For those who remember my previous posts.The conscensus from nearly everyone was that I should leave my H.That my H was having the best of both worlds by living alone in a flat and popping around to see me and kids.And that when I had asked H about moving back H had stated that he couldn't see that happening(unless I could think of something) as he'd have to give up flat and be taking a big risk.Well I haven't plucked up the courage to leave,so will understand if you don't want to answer my thread.But any responses would be greatly appreciated.
I've had alot of other issues to deal with(other than relationship with H).My youngest child has been physically lashing out at me(this started back in sept/oct time).I've since discovered that she was being bullied at school.Its been a tough few months.I know she's only a child but to be emotionally and physically attacked by your own child is emotionally draining and I have felt quite low.
I ended up moving her to another school as the school she was at wasn't really addressing the situation.
Because of this and other issues, my relationship with my H has still continued along the path of him popping around to see us.I have wanted to have a chat to H about the whole relationship situation(that I'm not sure whether it can work) and the fact that I'm still not happy with the way he acts but this conversation has been on hold whilst dealing with my daughter's situation.
So fast foreward to the last few weeks and what I'd really like your perspectives on..H has been gradually getting worse in some(not all)of his behaviour towards me.Nothing major but for instance yesterday,approx 4pm,I was on the phone to him.Whilst chatting I said that I had to get off the phone soon because I was expecting a professional around.They were coming to get an update on how things were going with my daughter(seeing if her behaviour towards me was calming down).He then says well thats ok when they knock on the door,answer it and if its them just say hang on a minute and then quickly finish call by telling me they have turned up and hang up.
I don't like doing this(he knows this).If I know someone is coming around I like to be prepared and off the phone(no distractions) and ready for the visit.I just find it courteous to do so(Am I weird to do that or is it normal).H says I'm strange doing this,but I think its normal.Anyway so I reminded him of this and also commented how I find it a bit annoying that he seems to want to call me when he knows someone is coming around to visit and will often do so during visits(professional ones or any other).On saying this H just hung up on me.
now the hanging up thing is something he's been doing more off again(did this in the past).Then later he's been ringing back(usually by about 10pm) and apologising.To me this is borderline abusive.After all,in a normal relationship,(correct me if I'm wrong)if someone is not happy with something their partners said they should just be stating that,not hanging up the phone.
So anyway along with everything else,I decided enough was enough and that if he tried to call to apologise I would not answer.This happened.

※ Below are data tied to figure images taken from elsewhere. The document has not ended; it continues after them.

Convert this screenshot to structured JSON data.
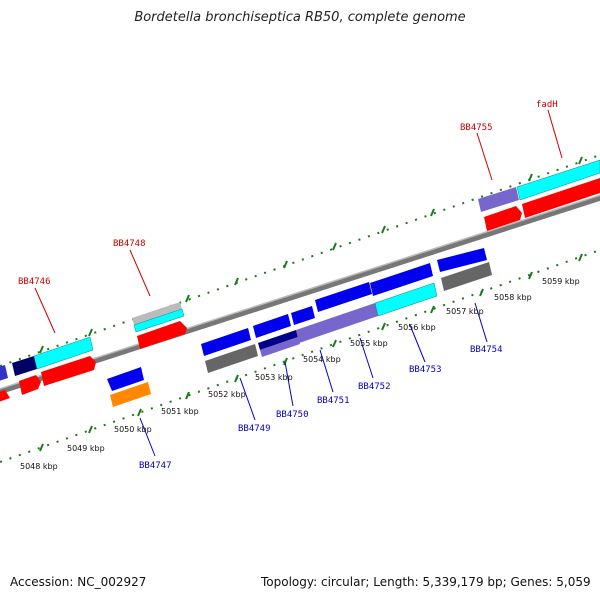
{
  "title": "Bordetella bronchiseptica RB50, complete genome",
  "accession": "Accession: NC_002927",
  "topology": "Topology: circular; Length: 5,339,179 bp; Genes: 5,059",
  "colors": {
    "backbone": "#888888",
    "ticks": "#1a7a1a",
    "label_forward": "#cc0000",
    "label_reverse": "#0000cc"
  },
  "scale_labels": [
    "5048 kbp",
    "5049 kbp",
    "5050 kbp",
    "5051 kbp",
    "5052 kbp",
    "5053 kbp",
    "5054 kbp",
    "5055 kbp",
    "5056 kbp",
    "5057 kbp",
    "5058 kbp",
    "5059 kbp"
  ],
  "forward_gene_labels": [
    "BB4746",
    "BB4748",
    "BB4755",
    "fadH"
  ],
  "reverse_gene_labels": [
    "BB4747",
    "BB4749",
    "BB4750",
    "BB4751",
    "BB4752",
    "BB4753",
    "BB4754"
  ]
}
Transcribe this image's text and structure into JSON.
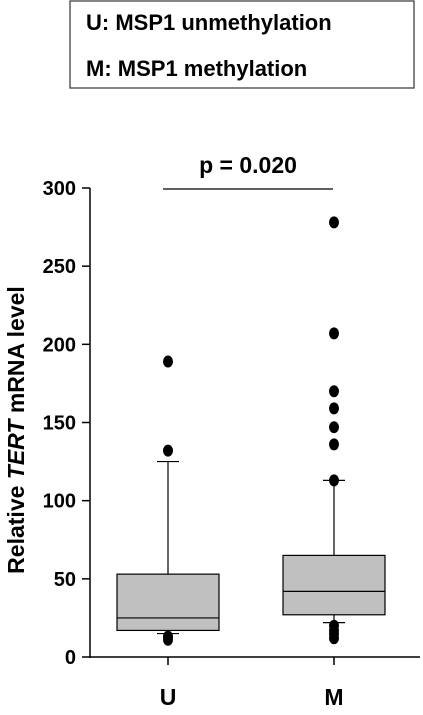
{
  "chart_data": {
    "type": "box",
    "legend_lines": [
      "U: MSP1 unmethylation",
      "M: MSP1 methylation"
    ],
    "annotation": "p = 0.020",
    "ylabel": [
      "Relative ",
      "TERT",
      " mRNA level"
    ],
    "categories": [
      "U",
      "M"
    ],
    "boxes": [
      {
        "whisker_low": 15,
        "q1": 17,
        "median": 25,
        "q3": 53,
        "whisker_high": 125,
        "outliers": [
          189,
          132,
          13,
          11
        ]
      },
      {
        "whisker_low": 22,
        "q1": 27,
        "median": 42,
        "q3": 65,
        "whisker_high": 113,
        "outliers": [
          278,
          207,
          170,
          159,
          147,
          136,
          113,
          20,
          17,
          15,
          12
        ]
      }
    ],
    "color": "#c0c0c0",
    "ylim": [
      0,
      300
    ],
    "yticks": [
      0,
      50,
      100,
      150,
      200,
      250,
      300
    ]
  }
}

So since yesterday I haven't spoken to him.Then today I'm involved in quite a bad RTA.And when asked by medics who to contact I gave H number(due to H is only one who can collect kids from school).If it wasn't for that I wouldn't have told anyone.He was called,I went to A&E.I'm ok now just battered and bruised and still in a bit of shock.
So he comes to see me and took me home.Then after everything is sorted he then questions our situation(from the way he was acting,I think he wanted all to be forgiven,at one point he patted me on the bottom).I tell him I'm not happy(referring to his recent past behaviour and the whole not wanting to give up flat).That he is disrespectful,at the minimum and basically taking the ..He stated that he is always there for me when I need him(like todays situation or situations with the kids).This is true.But he seems to think that treating me ok most of the time and helping out in my time of need is good enough and that I'm focusing too much on the other behaviour.He also seems to think that he's being the good H by helping out and being there when things happen like the situation today and that somehow I should be grateful and ignore the rest.But surely thats not good enough.Anyway one thing led to another and he walked out.
The other gripe with him is that he is just downright lazy.It was another problem we had whilst living together and that still hasn't changed.spends most of the time watching TV,sleeping and ignoring the kids.
I know this sounds silly but I'm still not sure if I can just walk away from this.The kids are always asking about daddy coming back.